North Korea executed three women for allegedly recording a South Korean television miniseries. Apparently, the homemakers were found guilty of not only watching, but also making copies of the foreign media and distributing it among others.
Although things insignificant as mourning over dead and falling asleep during a high-profile military meeting has landed people in the crosshairs of authorities in the hermit state, instances like this shed the light on the wide-scale human rights abuses North Koreans suffer under the dictatorship of Kim Jong-un.
As Radio Free Asia reports, the women resided near Hyesan University of the Arts, in Yanggang Province. The authorities took them into custody for copying and distributing the South Korean TV drama Until the Azaleas Bloom, which is reportedly a 1998 miniseries based on the true story of a North Korean dancer who defected to the South with her husband in the early 1990s.
The show frankly depicts the everyday life in North Korea and the inequality that prevails between the poor, ordinary people and the rich, power-holding elite – a concept that almost all North Koreans can painfully relate to.
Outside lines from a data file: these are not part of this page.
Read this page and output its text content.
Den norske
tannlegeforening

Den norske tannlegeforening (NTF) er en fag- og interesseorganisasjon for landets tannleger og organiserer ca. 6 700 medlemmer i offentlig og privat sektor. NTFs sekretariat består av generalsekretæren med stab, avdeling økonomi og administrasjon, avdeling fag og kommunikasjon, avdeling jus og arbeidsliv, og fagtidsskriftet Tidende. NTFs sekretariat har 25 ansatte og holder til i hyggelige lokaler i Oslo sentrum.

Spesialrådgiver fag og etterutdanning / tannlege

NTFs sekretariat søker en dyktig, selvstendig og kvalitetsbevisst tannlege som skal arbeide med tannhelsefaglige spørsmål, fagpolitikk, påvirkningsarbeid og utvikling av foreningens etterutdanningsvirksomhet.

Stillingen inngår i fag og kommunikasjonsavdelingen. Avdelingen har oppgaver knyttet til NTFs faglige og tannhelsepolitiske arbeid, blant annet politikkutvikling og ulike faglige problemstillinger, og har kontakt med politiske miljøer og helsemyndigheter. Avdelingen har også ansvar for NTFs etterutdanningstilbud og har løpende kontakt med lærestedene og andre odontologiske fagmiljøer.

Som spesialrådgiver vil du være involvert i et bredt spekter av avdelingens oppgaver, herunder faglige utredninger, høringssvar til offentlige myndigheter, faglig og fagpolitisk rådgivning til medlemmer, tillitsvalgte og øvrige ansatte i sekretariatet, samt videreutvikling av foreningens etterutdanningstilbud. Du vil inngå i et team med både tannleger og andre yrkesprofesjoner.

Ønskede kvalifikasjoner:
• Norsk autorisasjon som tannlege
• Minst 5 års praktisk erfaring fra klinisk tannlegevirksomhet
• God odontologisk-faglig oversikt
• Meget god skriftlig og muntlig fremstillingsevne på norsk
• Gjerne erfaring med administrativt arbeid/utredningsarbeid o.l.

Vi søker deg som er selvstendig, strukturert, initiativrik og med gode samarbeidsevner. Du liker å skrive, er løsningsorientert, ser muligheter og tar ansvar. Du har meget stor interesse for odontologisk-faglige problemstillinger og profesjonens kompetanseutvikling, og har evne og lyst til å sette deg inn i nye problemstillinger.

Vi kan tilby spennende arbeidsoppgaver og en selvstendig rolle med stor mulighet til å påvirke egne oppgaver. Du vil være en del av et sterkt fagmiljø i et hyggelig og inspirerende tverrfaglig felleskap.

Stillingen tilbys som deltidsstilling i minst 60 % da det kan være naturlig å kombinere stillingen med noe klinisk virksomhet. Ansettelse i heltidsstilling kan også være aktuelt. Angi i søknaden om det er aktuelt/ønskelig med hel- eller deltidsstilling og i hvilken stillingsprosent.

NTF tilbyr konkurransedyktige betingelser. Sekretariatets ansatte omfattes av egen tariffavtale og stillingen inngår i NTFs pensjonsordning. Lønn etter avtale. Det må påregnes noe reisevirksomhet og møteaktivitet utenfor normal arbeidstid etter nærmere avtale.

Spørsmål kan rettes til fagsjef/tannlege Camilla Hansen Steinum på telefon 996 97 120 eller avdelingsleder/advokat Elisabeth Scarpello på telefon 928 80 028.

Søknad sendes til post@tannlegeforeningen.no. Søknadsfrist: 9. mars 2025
Moreover, a source from within the country has revealed that all three women belonged to the same family. Two of the women were sisters, while the third was a sister-in-law.
Supreme Leader Kim Jong-un has a history of killing people for the weirdest of reasons. As an annual report from Korea Institute for National Unification has revealed, North Korea executed 1,382 people during a 15-year period under the regime of Kim Jong-un and his late-father Kim Jong-il for crimes ranging from watching South Korean films to smuggling drugs.
“The North claimed that it has handed down capital punishment in very limited cases, but it has carried out executions in cases of a wide range of crimes,” the report said.